Teens using e-cigarettes, also known as vaping, is strongly associated with later daily cigarette smoking, according to a 2021 study in Pediatrics.

Key Takeaways

  • Adolescents and young adults who use e-cigarettes are much more likely to try tobacco products and become daily smokers.The perception that vaping is safe continues to be prevalent, making cessation efforts more difficult.About half of teens who vape have expressed a desire to quit, but tools tailored to their needs are not widely available.

Researchers looked at a group of 12- to 24-year-olds participating in a large-scale study of tobacco and health, to identify the predictors of becoming a daily cigarette smoker over the course of four years.

They found the risk of progressing to cigarettes was three times higher for those who used e-cigarettes, particularly among those under age 18.

This likely will reverse the decline in cigarette smoking among U.S. adults, researchers concluded.

Wanting to Quit

Even as adolescents might gravitate from vaping to using traditional tobacco products, many have reported wanting to quit. A survey published last year in JAMA Pediatrics found about half of teens who use electronic nicotine products expressed the desire to stop, but evidence-based cessation programs geared specifically toward this age group is not widely available.

Another survey, published in Addictive Behaviors, found that the biggest reason many wanted to stop is health-related, which means they’re already feeling negative effects from the habit.

This could become a larger issue if the growth rate of vaping continues. According to a report from the U.S. Department of Health and Human Services, e-cigarette use among teens doubled from 2017 to 2019.

Unlike adults, adolescents can face intense peer pressure that makes quitting much more difficult, according to Osita Onugha, MD, a thoracic surgeon and assistant professor of thoracic surgical oncology at John Wayne Cancer Institute at Providence Saint John’s Health Center in Santa Monica, California.

“It is so difficult for them to quit because there is some level of both chemical and social addiction,” he says. “The chemical addiction is what stimulates the cravings for people to continue smoking. However, the ‘coolness’ of smoking around friends and the perceived ‘rebel’ they appear to be may make it difficult to give up the social status that some young adults have with their peers."

Peer pressure and teen smoking have been connected for decades, and a meta-analysis published in Psychological Bulletin found that young people aged 10 to 19 have double the risk of smoking if they have friends who use tobacco products. But vaping is giving that old problem a new twist, and a potentially extensive one.

Challenges Unique to Teens

Although the use of tobacco products has been linked to a breadth of health issues for all ages, nicotine may have a particularly toxic effect on adolescent brains, since they are still developing. A study in Brain Research noted that nicotine is a neurotoxin that could significantly affect three parts of the brain: the midbrain, hippocampus, and cerebral cortex.

Aaron Weiner, PhD

There needs to be much more awareness about the risks of e-cigarettes, and especially an acknowledgment that they’re not a ‘safer’ alternative, which tends to be a widespread belief.
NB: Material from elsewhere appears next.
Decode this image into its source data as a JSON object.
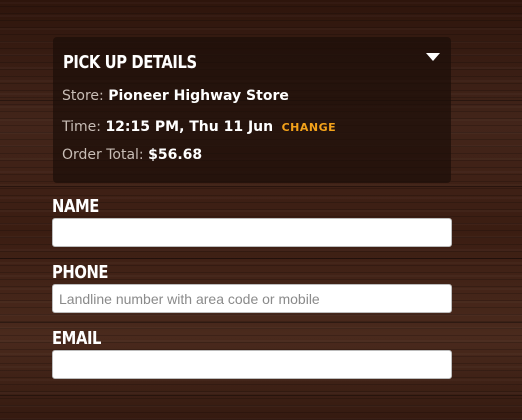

Even at the lowest dose of nicotine, negative effects remained for at least a month, and the issues were more prominent in females.

“Our results indicate that in adolescence, even a brief period of continuous or intermittent nicotine exposure elicits lasting alterations in biomarkers associated with cellular damage,” says a co-author of that study, Theodore Slotkin, PhD, a scientist in the Department of Pharmacology and Cancer Biology at Duke University in Durham, North Carolina.

Dr. Slotkin adds that nicotine even in teens at one-tenth the level of a regular adult smoker would cause damage that might linger long after a few puffs.

“The exquisite sensitivity of the teenage brain means neurotoxicity may contribute to lasting neurobehavioral damage, even in occasional smokers,” he says.

Next Steps

Like tobacco, the move toward effective cessation will require a multilayered approach that addresses all of the factors that teens face, and especially confronts the perception that vaping is either harmless or doesn’t lead to tobacco usage, says Aaron Weiner, PhD, a Chicago-based clinical psychologist and addiction treatment specialist.

“There needs to be much more awareness about the risks of e-cigarettes, and especially an acknowledgment that they’re not a ‘safer’ alternative, which tends to be a widespread belief,” he states.

“Another issue to face will be the perception that an occasional cigarette isn’t a big deal if a teenager sticks to vaping most of the time,” Weiner adds. “If we don’t highlight the danger of e-cigarette use, we’re at risk of losing the progress we’ve made on lowering tobacco addiction.”

What This Means For You

Despite the perception among some people that vaping is a way to avoid smoking. many teenage e-cigarette users are shifting toward tobacco products. Focusing on reducing teen e-cigarette usage now is crucial for addressing addiction concerns, since usage among this age group continues to climb.